Fake news , propagande, guerre des images… Les crises qui se succèdent rappellent que la capacité à se procurer et évaluer les informations de toute nature est au fondement de l’exercice d’une citoyenneté éclairée et critique.

Moyen de s’informer, d’apprendre, de communiquer, aisée à réaliser, à reproduire, à diffuser, l’image numérique et la vidéo sont au coeur de notre vie quotidienne et façonnent notre perception du monde. Par son pouvoir évocateur sans pareil et sa capacité à susciter des émotions, l’image photographique permet d’imposer des représentations, des manières d’être et des comportements. Les publicitaires l’ont bien compris.
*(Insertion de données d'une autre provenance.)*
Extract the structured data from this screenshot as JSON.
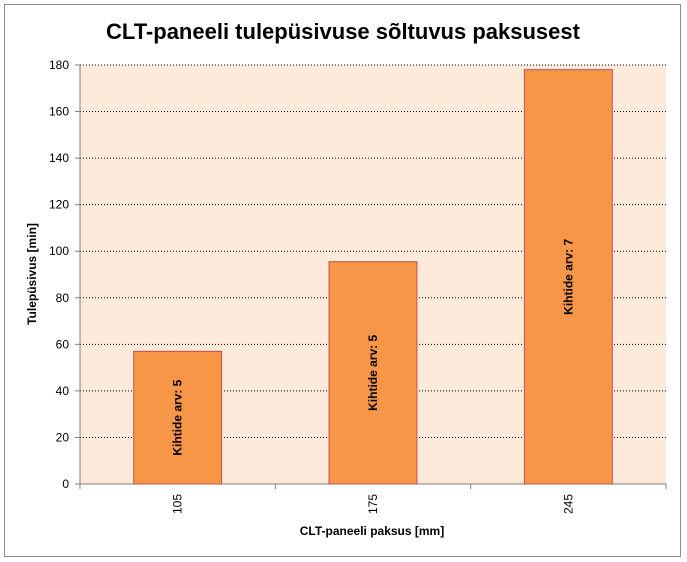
{
  "chart_data": {
    "type": "bar",
    "title": "CLT-paneeli tulepüsivuse sõltuvus paksusest",
    "xlabel": "CLT-paneeli paksus [mm]",
    "ylabel": "Tulepüsivus [min]",
    "categories": [
      "105",
      "175",
      "245"
    ],
    "values": [
      57,
      95.5,
      178
    ],
    "bar_labels": [
      "Kihtide  arv: 5",
      "Kihtide  arv: 5",
      "Kihtide  arv: 7"
    ],
    "ylim": [
      0,
      180
    ],
    "yticks": [
      0,
      20,
      40,
      60,
      80,
      100,
      120,
      140,
      160,
      180
    ],
    "grid": true,
    "colors": {
      "bar_fill": "#f79646",
      "bar_stroke": "#c0504d",
      "plot_background": "#fdeada",
      "gridline": "#000000",
      "axis": "#7f7f7f"
    }
  }
}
Pour ne pas être leurré par les images, il faut apprendre à les décoder, à les interpréter et à les critiquer. «L’analphabète du futur ne sera pas l’illettré mais l’ignorant en matière de photographie» a formulé László Moholy-Nagy (artiste et théoricien) en 1927. Un siècle s’est écoulé. Qu’est-il advenu?

L’image principal support d’information et de communication des jeunes

Les usages des images par les enfants et les jeunes pour se divertir, s’informer et communiquer sont intenses. Les 6-7 ans sont déjà 45% à visionner des vidéos sur YouTube et 85% à regarder la télévision au moins une fois par semaine (MIKE 2019). Pour s’informer, les jeunes de 12 à 19 ans (JAMES 2020) sont 90% à utiliser les moteurs de recherche, 84% les réseaux sociaux (Instagram, Snapchat), 75% les portails vidéos (YouTube, Tiktok). Tandis que 20% utilisent les plateformes des chaînes télévisées, de journaux et de magazines pour s’informer. Dès l’âge de 12 ans plus des deux tiers utilisent des applications de partage de photos et de vidéos.

La nécessité de procurer à tous les enfants une éducation aux médias et aux images est patent dès l’école primaire. Non seulement pour les préparer à la société de demain, comme l’indique souvent les argumentaires des autorités, mais pour apprendre et leur permettre de faire le meilleur usage possible des appareils connectés, maintenant, dans leur vie quotidienne.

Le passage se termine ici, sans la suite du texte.